20. Hamburger Staffelrudern
Am Freitag, dem 6. Juni, machten sich 9 RaWer vom ZOB per Bus auf den Weg nach Hamburg. Dort angekommen, fiel so manch einem ein, dass man den Kulturbeutel vergessen hatte.
Also war unser erster Zwischenstopp der Hamburger Hauptbahnhof, damit wenigstens eine Zahnbürste gekauft werden konnte.

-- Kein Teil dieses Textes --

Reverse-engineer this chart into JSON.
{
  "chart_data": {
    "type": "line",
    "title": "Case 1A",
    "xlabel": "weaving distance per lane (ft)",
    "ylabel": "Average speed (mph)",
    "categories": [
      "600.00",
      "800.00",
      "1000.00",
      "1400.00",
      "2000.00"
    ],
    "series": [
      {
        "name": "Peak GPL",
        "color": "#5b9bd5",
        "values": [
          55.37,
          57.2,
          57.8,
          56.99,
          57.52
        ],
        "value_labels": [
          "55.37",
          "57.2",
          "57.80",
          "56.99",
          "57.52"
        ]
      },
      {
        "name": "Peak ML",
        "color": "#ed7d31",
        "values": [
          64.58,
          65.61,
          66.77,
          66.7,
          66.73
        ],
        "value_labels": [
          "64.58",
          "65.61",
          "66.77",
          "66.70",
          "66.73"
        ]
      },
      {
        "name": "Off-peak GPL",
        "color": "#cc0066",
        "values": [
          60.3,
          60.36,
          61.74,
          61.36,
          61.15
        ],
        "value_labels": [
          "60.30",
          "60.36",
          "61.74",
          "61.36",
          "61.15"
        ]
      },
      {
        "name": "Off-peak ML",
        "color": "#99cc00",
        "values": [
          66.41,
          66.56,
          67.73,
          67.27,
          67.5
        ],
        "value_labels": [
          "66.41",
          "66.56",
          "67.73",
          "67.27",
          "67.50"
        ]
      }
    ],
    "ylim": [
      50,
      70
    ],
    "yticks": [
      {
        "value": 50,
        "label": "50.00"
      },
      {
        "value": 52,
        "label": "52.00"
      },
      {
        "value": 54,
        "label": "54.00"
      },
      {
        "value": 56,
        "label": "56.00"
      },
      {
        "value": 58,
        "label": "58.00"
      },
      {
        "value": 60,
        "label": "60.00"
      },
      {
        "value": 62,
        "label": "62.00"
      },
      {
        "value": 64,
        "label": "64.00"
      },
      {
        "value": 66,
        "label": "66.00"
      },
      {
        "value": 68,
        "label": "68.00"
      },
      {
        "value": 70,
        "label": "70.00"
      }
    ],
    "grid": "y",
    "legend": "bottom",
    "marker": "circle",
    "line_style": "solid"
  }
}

Anschließend ging der Gänsemarsch gen „Der Hamburger und Germania Ruderclub (DHuGRC)“ weiter. Dort ließen wir den Abend an der Außenalster mit Blick auf das Hotel Atlantic ausklingen. Am nächsten Morgen wurden wir durch den bekannten Weckruf von unserem Jugendleiter Markus Schilling geweckt: „Guten Morgen, aufstehen“ (harmonisch ruhig). Um acht Uhr saßen wir am Alsterufer und aßen bei traumhaftem Sonnenschein leckere Cerealien und Brot. Gegen 9 Uhr traf dann der Rest des RaWs ein (vier weitere Leute) und unsere Ruderkameraden von der RG Astoria mit „Spitzbub“ und „Potsdam“ (Astorias Boot) auf dem Hänger. Noch einmal herzlichen Dank für die super gute und Spaß bringende Renngemeinschaft mit Euch.
Nun, da wir vollständig waren, riggerten wird die Boote auf und teilten die Mannschaften ein. Um 11 Uhr ging es endlich los und die Nervosität stieg immer weiter, bis man an der Reihe war. Um 19 Uhr war dann endlich Schluss, alle fielen erschöpft zu Boden. Wir belegten mit unserer Renngemeinschaft aus Astoria und RaW den 15 Platz von 20 Teilnehmern. Anschließend machten wir uns überglücklich mit diesem Ergebnis und dieser faszinierenden Veranstaltung auf den Weg zum Mexikaner und aßen mit den Astorianern zusammen zu Abend. Die machten sich dann jedoch wieder auf den Weg gen Berlin. Markus entschied sich kurzfristig mit zu fahren, da er am Sonntag noch viel zu erledigen hatte. Die restlichen 8 RaWer gingen zum Nachtquartier zurück. Dort war wie die letzten Jahre eine „After Rowing Disco“, jedoch wurde für drei RaWer nicht die richtige Musikrichtung gespielt und so entschieden sich diese ein anderes bekanntes Hamburger Viertel aufzusuchen.
Am Sonntag liefen wir bei hitzigen Temperaturen durch Hamburg, gönnten uns jeder ein Eis, bevor es um 14 Uhr wieder mit dem Bus zurück nach Berlin ging.
Noch einmal herzlichen Dank an Astoria für diese tolle und erfolgreiche Renngemeinschaft. Ebenfalls ein Dank an den DHuGRC für diese wie immer faszinierende Veranstaltung!